Of course, it might not have been. The husband could have decided to move to Cancun and never see his wife or children again.
And I think that is the crux of why we—as a society—seem to favor removal over transformation. We can control the removal. It might not give us the best result, but we can control it. We can abandon the relationship. We can administer the lethal injection. We can drop the bombs.
Transformation, on the other hand, is ultimately the work of God. We can work towards it. We can facilitate it. But we cannot make it happen.
The young woman who goes through the program at Magdalene house might go back to drugs and prostitution. The enemy that we befriend might continue to hate us. The relationship we try to mend might remain broken and painful.
Yet still, God calls us to work toward transformation. Toward redemption. If we follow the way of Jesus, we will do this—healing the sick, befriending the lonely, feeding the hungry, challenging oppressive powers. This is the work of the Kingdom to which we are called.
Sometimes our efforts will succeed. Sometimes our efforts will fail.
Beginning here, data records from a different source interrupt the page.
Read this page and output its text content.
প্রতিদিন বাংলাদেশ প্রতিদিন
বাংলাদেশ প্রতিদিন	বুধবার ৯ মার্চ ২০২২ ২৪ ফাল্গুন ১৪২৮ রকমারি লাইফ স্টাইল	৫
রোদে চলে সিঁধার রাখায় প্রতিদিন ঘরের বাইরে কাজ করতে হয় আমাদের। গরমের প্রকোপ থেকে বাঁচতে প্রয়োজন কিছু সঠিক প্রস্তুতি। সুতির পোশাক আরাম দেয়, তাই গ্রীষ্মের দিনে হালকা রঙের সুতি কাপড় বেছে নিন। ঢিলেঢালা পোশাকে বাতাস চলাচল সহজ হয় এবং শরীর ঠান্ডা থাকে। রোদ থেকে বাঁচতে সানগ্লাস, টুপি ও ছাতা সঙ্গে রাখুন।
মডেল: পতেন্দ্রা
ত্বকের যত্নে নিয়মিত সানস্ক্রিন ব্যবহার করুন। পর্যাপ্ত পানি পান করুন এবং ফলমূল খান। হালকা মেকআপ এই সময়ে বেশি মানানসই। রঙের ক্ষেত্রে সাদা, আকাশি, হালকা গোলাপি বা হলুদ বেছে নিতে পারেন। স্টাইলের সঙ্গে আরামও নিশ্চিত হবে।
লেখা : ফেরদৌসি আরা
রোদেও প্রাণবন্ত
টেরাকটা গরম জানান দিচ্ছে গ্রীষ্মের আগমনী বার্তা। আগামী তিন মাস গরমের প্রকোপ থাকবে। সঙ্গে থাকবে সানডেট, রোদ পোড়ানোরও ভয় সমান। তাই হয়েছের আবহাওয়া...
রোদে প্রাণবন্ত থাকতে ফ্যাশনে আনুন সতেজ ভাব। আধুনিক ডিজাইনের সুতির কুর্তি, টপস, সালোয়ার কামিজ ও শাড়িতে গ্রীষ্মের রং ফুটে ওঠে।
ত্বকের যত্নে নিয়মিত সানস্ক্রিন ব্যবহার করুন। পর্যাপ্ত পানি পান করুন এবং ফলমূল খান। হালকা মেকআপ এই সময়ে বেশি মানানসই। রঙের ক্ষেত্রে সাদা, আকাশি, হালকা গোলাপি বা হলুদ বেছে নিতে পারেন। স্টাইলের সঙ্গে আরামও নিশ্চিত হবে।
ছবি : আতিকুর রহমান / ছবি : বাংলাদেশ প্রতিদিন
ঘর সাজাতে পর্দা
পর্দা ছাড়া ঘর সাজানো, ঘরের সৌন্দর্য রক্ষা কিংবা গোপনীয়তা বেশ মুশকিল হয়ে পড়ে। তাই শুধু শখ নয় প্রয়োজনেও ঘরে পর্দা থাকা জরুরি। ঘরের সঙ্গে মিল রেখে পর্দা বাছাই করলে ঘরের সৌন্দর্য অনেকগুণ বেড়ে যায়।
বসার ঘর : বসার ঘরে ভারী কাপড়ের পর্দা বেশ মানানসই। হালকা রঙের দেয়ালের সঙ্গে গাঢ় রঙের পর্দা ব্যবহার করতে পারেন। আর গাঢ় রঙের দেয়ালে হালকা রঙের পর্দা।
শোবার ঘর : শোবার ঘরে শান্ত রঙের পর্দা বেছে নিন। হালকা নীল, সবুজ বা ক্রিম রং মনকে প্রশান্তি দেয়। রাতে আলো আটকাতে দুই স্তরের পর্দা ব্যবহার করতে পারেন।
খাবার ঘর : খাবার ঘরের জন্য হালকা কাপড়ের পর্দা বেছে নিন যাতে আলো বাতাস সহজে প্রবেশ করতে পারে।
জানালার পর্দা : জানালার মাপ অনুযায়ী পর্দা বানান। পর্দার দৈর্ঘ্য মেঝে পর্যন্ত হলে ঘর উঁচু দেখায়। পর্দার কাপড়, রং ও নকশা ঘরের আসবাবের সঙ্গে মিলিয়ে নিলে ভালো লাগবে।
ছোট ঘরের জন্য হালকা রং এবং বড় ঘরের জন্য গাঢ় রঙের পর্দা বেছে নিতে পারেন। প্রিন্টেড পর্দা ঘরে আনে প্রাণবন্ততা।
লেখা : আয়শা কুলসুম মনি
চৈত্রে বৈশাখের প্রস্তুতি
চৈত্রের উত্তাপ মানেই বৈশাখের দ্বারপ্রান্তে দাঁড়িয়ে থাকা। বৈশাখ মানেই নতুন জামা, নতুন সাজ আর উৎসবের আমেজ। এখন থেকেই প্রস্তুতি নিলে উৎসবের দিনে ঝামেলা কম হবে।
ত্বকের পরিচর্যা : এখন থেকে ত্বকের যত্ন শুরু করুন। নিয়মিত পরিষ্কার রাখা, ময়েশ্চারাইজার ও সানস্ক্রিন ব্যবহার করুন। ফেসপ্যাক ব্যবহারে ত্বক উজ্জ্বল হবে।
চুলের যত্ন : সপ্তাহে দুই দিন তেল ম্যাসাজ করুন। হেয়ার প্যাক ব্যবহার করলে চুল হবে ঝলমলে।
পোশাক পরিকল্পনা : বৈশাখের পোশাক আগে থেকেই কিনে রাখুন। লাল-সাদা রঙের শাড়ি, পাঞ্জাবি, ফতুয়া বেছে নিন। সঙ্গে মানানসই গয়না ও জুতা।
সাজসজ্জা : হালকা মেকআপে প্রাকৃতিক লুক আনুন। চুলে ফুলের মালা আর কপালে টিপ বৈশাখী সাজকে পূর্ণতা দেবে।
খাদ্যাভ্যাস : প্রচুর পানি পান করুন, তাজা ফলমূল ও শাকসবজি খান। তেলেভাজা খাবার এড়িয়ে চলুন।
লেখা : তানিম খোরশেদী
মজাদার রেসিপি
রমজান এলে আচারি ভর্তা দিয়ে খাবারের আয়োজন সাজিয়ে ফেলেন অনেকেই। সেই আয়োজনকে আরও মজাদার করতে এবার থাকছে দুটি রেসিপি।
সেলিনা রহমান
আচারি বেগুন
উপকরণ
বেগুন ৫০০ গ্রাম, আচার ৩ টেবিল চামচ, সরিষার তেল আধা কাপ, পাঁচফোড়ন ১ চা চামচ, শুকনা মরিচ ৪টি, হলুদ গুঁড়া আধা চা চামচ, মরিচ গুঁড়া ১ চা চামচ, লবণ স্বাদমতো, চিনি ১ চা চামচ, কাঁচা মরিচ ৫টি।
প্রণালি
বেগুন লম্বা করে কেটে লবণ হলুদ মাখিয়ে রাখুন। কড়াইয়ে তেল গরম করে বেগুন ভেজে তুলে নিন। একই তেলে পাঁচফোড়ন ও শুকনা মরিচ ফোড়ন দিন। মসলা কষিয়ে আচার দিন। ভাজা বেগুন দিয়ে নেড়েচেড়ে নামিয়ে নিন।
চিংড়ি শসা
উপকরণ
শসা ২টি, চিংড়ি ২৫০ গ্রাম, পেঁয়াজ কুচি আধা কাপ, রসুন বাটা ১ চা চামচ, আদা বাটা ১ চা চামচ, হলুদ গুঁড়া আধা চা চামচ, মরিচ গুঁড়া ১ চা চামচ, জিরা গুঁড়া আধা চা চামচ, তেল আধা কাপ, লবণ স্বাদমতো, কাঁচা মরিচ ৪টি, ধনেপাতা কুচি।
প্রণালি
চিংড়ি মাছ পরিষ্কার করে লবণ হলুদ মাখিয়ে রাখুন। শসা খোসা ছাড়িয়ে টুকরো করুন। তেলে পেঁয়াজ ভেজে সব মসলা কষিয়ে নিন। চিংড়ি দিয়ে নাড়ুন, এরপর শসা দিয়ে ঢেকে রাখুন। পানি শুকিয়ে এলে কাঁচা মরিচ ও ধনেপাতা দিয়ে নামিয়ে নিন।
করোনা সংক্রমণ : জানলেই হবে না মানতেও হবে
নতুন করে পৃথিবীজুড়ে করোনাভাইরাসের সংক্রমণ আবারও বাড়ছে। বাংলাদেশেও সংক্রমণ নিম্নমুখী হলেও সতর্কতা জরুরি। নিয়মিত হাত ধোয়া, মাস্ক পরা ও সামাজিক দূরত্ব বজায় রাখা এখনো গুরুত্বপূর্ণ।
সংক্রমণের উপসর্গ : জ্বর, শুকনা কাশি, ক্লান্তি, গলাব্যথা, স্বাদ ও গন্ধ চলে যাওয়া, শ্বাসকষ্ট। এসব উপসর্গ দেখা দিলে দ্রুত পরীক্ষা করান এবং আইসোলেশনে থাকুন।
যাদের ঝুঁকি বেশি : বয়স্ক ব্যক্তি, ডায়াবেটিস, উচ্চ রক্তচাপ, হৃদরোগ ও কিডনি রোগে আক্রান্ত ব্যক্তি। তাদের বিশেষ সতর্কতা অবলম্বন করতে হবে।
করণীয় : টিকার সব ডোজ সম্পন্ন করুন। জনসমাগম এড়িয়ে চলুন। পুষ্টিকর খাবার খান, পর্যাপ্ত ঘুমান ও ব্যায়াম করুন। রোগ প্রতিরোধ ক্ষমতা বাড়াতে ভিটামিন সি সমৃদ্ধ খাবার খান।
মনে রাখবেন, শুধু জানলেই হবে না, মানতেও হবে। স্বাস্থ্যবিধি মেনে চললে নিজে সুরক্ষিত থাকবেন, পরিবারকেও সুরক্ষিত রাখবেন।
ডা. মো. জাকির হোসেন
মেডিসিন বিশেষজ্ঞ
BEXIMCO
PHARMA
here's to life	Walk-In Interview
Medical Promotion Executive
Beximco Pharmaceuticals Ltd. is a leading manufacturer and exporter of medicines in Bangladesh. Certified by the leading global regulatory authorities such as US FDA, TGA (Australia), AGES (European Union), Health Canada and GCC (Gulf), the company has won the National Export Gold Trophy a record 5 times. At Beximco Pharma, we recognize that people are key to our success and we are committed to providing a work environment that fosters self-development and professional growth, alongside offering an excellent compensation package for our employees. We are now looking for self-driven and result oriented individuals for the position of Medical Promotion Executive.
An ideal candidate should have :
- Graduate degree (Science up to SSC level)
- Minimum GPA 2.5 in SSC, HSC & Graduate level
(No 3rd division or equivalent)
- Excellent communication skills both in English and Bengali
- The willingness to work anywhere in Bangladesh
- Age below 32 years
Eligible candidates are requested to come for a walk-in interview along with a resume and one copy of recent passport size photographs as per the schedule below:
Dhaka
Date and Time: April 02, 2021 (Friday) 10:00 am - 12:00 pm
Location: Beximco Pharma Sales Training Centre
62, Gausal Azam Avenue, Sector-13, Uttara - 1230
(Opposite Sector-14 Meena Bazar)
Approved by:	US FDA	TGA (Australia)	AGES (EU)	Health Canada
Always we have God’s promise of a new heaven and a new earth. We can rest in the knowledge that God is the Alpha and the Omega. God was at the beginning. God will be at the end. And God is with us now. God’s home is among mortals. God dwells with us as our God, and we can live joyfully as God’s people.
God’s promises are for this life. And this morning, as we remember our loved ones who have died, we rejoice to know that God’s promises of transformation are also for the life to come. Thanks be to God.